The above command should produce something along the following lines:

```shell
...
//nisaba/scripts/brahmic:cc_test PASSED in 0.4s
//nisaba/scripts/brahmic:far_cc_test PASSED in 0.2s
//nisaba/scripts/brahmic:far_test PASSED in 2.0s
//nisaba/scripts/brahmic:fixed_test PASSED in 0.2s
//nisaba/scripts/brahmic:fst_properties_test PASSED in 2.3s
//nisaba/scripts/brahmic:iso_test PASSED in 0.3s
//nisaba/scripts/brahmic:nfc_test PASSED in 0.2s
//nisaba/scripts/brahmic:nfc_utf8_test PASSED in 0.2s
//nisaba/scripts/brahmic:py_test PASSED in 2.1s
//nisaba/scripts/brahmic:util_test PASSED in 1.9s
//nisaba/scripts/brahmic:visual_norm_test PASSED in 0.3s
//nisaba/scripts/brahmic:visual_norm_utf8_test PASSED in 0.3s
//nisaba/scripts/brahmic:wellformed_test PASSED in 0.2s
//nisaba/scripts/brahmic:wellformed_utf8_test PASSED in 0.2s
...
```

You may also want to run *all* the tests, but depending on your host
configuration these may take a long time:

```shell
bazel test -c opt ...
```

## Contributions

NOTE: We don't accept pull requests (PRs) at the moment.

## License

Nisaba is licensed under the terms of the Apache license.

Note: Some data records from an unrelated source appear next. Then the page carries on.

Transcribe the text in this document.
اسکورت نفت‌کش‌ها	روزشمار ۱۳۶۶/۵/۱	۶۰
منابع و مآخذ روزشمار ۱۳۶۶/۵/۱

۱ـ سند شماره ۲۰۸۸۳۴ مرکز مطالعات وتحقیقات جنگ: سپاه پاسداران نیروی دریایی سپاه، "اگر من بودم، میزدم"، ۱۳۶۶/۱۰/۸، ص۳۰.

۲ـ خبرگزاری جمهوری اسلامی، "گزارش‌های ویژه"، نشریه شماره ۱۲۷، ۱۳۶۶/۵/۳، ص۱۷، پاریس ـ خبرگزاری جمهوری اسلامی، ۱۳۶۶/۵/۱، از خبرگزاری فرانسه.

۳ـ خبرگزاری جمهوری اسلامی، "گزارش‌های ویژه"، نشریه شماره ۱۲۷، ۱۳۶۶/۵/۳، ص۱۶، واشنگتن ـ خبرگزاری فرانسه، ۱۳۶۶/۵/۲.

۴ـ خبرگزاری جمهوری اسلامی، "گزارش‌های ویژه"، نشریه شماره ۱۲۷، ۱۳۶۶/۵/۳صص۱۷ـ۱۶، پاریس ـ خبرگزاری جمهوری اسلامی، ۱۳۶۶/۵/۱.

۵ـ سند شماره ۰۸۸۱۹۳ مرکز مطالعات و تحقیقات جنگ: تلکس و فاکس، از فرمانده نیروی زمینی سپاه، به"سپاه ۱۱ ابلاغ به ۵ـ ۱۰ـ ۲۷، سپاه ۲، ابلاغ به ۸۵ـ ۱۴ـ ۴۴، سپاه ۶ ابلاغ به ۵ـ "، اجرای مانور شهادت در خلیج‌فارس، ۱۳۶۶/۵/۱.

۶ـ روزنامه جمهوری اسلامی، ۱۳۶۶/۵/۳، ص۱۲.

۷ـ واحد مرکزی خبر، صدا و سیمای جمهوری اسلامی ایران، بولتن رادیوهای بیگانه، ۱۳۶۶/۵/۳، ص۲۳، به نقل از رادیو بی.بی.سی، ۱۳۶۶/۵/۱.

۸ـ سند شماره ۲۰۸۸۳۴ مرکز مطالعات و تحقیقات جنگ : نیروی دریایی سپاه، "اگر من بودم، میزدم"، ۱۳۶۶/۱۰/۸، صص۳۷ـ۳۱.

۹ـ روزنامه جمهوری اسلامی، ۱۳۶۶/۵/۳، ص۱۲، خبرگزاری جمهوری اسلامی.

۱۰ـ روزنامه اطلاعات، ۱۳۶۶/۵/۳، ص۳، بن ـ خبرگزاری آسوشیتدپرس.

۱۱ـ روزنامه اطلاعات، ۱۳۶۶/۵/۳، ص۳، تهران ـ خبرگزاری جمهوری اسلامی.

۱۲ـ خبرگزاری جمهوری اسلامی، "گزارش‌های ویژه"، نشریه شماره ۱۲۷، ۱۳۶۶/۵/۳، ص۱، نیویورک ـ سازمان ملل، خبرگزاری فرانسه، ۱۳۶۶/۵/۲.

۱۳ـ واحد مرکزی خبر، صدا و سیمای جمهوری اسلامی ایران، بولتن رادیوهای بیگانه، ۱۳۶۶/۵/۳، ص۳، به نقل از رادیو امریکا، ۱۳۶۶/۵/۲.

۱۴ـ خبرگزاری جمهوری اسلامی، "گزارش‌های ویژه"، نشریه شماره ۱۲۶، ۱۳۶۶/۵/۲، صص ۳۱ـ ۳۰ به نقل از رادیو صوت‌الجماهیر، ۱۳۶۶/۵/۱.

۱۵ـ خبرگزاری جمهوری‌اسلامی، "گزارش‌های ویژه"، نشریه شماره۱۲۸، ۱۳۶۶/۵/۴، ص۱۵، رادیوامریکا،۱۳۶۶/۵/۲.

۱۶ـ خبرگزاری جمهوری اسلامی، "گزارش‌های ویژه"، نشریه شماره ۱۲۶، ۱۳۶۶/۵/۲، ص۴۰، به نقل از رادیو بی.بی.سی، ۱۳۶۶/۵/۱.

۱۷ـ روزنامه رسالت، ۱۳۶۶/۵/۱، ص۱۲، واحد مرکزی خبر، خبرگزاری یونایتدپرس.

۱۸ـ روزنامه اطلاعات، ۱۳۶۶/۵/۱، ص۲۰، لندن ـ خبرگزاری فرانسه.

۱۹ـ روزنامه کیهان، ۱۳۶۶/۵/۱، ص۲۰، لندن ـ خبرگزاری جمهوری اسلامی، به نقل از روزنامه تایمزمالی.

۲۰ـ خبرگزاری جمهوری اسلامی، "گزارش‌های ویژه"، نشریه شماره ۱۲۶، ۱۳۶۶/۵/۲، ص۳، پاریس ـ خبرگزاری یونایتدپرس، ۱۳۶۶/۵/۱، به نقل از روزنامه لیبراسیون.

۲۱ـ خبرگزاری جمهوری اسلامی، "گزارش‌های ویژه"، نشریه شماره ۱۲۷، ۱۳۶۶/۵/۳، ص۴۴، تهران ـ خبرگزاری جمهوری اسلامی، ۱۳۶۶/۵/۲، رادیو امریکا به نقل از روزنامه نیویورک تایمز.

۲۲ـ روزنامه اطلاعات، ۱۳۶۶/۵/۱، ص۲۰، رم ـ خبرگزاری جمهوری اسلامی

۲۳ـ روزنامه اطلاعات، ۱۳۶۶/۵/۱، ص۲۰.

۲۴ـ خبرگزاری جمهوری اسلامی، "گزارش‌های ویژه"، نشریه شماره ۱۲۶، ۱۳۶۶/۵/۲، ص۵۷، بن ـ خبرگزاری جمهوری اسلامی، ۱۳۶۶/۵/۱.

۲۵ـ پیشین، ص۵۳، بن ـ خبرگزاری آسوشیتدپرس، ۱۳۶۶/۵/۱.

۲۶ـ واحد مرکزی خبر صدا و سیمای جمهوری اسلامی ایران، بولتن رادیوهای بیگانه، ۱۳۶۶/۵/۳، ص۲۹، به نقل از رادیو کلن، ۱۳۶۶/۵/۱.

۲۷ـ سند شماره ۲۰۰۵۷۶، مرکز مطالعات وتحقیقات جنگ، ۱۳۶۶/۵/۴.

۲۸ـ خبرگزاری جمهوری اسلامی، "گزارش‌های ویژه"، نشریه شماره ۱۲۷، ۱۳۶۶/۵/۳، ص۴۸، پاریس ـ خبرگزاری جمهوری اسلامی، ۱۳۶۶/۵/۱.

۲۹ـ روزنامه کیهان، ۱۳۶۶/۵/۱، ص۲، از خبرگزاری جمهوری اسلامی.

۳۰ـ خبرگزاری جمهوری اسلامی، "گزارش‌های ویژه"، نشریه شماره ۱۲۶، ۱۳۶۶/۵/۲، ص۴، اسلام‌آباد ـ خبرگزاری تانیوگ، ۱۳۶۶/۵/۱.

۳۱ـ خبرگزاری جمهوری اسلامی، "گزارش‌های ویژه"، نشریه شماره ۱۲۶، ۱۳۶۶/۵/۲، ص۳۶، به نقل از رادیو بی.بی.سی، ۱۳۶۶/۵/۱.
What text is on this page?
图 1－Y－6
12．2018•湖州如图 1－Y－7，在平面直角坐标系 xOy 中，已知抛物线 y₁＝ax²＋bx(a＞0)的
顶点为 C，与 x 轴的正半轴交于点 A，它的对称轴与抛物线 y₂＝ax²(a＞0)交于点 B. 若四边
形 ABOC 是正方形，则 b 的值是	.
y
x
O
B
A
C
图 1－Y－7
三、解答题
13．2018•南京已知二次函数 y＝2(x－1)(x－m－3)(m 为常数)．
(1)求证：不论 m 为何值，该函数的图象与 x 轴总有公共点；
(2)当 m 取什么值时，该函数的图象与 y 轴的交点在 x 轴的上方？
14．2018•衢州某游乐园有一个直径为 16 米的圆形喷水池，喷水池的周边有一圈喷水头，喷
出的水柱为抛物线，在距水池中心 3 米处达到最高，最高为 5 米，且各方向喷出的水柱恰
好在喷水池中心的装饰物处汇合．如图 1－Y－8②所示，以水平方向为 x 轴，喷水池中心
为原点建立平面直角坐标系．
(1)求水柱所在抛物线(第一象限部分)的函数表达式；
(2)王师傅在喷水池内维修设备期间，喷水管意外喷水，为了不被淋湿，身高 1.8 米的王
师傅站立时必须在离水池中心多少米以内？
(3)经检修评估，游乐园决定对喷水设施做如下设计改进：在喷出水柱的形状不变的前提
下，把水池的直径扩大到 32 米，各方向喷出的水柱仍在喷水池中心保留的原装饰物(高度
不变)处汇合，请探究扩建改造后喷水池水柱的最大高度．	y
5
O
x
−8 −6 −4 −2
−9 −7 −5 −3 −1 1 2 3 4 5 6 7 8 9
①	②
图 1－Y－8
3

See [LICENSE](LICENSE)
for more information.

## Citation

If you use this software in a publication, please cite the accompanying
[paper](https://www.aclweb.org/anthology/2021.eacl-demos.3.pdf) from
[EACL 2021](https://2021.eacl.org/):

```bibtex
@inproceedings{nisaba-eacl2021,
title = {Finite-state script normalization and processing utilities: The {N}isaba {B}rahmic library},
author = {Cibu Johny and Lawrence Wolf-Sonkin and Alexander Gutkin and Brian Roark},
booktitle = {16th Conference of the European Chapter of the Association for Computational Linguistics (EACL 2021): System Demonstrations},
address = {[Online], Kyiv, Ukraine},
month = apr,
year = {2021},
pages = {14--23},
publisher = {Association for Computational Linguistics},
doi = {10.18653/v1/2021.eacl-demos.3},
url = {https://www.aclweb.org/anthology/2021.eacl-demos.3},
}
```

## Mandatory disclaimer

This is not an official Google product.